Transcribed by Norma Knotts Shaffer from microfilm of the Calhoun Chronicle dated 3/21/1899.

T.T. Hodges was in town last Thursday morning discussing horses, hounds, religion, temperance, and many other living issues, and among other things he told in the presence of the writer and others, was a case of a dead man walking, which was substantially as follows, "In 1863," said he, "while what was known as the Jenkins raid was passing through West Virginia, they had a battle at Buckhannon, in which a man by the name of Black and several others were killed and wounded.  Dr.
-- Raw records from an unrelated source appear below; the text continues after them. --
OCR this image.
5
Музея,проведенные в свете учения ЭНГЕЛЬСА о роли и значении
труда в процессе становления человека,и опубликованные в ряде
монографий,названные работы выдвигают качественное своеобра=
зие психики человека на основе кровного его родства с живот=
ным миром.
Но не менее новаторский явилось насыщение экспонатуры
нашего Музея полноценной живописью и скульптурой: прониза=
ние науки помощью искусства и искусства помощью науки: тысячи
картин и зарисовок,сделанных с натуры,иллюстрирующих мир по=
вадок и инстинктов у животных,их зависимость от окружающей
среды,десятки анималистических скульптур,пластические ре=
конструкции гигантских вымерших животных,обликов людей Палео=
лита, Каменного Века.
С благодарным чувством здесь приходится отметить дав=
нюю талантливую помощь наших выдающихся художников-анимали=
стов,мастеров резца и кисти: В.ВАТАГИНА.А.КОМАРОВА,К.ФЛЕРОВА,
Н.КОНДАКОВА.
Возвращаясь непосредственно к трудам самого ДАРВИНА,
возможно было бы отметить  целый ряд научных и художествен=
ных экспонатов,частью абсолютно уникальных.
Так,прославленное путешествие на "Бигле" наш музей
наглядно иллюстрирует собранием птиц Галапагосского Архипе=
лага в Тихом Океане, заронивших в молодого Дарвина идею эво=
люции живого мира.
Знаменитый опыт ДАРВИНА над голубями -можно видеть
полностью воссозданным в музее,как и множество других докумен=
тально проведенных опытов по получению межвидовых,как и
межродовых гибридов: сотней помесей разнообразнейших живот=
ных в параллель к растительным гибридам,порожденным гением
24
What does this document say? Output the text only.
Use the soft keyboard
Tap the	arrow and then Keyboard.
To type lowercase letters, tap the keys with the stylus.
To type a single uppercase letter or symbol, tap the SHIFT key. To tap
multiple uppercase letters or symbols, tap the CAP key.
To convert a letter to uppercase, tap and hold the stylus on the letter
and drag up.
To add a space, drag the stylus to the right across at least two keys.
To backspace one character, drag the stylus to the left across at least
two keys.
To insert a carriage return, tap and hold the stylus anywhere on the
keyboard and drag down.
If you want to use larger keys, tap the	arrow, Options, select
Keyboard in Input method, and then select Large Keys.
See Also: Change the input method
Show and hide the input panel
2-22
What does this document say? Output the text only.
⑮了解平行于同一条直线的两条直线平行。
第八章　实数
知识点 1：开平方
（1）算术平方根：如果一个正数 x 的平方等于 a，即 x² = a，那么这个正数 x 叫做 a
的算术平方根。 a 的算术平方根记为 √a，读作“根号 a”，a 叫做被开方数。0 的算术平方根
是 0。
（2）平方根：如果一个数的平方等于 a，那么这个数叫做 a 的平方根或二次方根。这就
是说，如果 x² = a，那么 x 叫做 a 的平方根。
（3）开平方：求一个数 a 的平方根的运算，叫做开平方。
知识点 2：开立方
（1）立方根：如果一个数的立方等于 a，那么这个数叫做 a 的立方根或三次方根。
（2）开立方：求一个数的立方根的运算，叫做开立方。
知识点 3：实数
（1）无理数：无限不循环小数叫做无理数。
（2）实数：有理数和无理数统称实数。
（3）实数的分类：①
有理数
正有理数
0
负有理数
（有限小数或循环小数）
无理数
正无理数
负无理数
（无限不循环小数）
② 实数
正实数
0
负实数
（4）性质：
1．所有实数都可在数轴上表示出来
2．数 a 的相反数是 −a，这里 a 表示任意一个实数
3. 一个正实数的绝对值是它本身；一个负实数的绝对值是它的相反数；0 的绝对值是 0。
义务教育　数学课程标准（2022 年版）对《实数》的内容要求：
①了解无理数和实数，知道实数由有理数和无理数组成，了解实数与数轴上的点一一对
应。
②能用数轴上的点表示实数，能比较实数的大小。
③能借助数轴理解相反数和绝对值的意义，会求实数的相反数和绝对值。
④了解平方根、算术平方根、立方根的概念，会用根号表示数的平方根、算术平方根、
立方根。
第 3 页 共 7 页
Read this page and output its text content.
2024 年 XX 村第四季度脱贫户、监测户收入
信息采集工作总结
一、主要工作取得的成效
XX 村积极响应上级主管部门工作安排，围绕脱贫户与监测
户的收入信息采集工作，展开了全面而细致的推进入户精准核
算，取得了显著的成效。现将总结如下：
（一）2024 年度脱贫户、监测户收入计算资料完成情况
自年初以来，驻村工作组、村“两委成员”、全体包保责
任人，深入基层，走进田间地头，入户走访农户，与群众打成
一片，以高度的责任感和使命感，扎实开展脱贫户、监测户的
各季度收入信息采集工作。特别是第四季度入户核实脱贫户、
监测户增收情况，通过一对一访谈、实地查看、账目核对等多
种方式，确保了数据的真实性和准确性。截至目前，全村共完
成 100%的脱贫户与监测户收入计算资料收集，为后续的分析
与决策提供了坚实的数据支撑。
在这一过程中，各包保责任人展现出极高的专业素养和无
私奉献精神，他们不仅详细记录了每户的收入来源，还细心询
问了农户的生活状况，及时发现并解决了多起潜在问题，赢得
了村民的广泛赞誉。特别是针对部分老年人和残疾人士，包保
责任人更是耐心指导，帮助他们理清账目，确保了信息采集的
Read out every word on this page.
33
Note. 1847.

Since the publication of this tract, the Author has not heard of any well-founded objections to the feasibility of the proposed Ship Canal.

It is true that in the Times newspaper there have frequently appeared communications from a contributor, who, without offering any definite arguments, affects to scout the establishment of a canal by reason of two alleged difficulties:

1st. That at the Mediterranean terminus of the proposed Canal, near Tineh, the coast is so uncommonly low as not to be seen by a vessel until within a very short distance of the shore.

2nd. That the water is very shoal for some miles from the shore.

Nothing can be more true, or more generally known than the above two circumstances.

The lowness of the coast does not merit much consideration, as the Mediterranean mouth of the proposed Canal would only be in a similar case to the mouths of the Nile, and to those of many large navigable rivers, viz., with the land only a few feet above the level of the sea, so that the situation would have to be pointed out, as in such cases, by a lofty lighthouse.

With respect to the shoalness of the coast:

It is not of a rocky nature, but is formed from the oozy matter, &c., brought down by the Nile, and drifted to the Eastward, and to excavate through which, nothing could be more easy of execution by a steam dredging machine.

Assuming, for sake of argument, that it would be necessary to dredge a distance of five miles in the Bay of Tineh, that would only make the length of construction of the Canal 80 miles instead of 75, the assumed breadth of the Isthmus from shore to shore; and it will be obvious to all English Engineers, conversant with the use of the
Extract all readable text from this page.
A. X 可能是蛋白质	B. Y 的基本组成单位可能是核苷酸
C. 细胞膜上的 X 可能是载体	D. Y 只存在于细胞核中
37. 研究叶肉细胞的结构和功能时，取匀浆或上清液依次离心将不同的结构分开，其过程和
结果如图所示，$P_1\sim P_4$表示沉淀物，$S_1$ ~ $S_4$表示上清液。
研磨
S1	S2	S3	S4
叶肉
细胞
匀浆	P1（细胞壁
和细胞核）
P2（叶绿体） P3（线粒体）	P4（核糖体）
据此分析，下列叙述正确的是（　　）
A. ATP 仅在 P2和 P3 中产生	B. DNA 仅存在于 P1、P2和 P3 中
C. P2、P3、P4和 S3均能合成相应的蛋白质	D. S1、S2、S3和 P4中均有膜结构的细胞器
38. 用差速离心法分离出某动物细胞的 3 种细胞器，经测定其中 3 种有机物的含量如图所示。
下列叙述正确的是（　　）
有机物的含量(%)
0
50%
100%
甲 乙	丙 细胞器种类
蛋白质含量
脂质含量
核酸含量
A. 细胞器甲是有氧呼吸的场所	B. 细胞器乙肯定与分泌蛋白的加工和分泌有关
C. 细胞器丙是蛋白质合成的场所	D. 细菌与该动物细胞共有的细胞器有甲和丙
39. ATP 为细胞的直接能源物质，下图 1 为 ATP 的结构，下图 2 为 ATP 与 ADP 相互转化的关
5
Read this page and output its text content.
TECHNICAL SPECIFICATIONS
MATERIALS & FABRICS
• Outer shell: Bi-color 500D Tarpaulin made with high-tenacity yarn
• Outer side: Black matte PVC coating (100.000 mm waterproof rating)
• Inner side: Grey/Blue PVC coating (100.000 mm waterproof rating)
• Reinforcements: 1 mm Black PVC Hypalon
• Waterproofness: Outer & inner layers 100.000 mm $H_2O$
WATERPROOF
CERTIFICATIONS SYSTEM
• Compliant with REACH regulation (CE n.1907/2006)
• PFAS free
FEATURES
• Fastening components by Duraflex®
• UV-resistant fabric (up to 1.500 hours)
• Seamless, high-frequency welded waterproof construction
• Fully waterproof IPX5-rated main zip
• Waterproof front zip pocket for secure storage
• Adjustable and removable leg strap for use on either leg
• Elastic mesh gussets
Blair, the army surgeon, assisted by others, dressed the wounds of the wounded and laid out the dead after the manner of doing such things in war.  After having completed the work, the doctor and several others were sitting in the court room, which was being used as a hospital, chatting, when about 12 o'clock at night, to their surprise, the man, Black, who had been laid out for dead for several hours, suddenly rose up and walked across the court room to and against the ceiling on the opposite side from where he had been laying, and on going against the ceiling he fell backward to the floor.  All the visitors and spectators fled from the room except Dr. Blair and a man by the name of Smith Thomas, who now lives at Weston.  Thinking the man had come to life, a second examination was made, but he was found to be cold in death."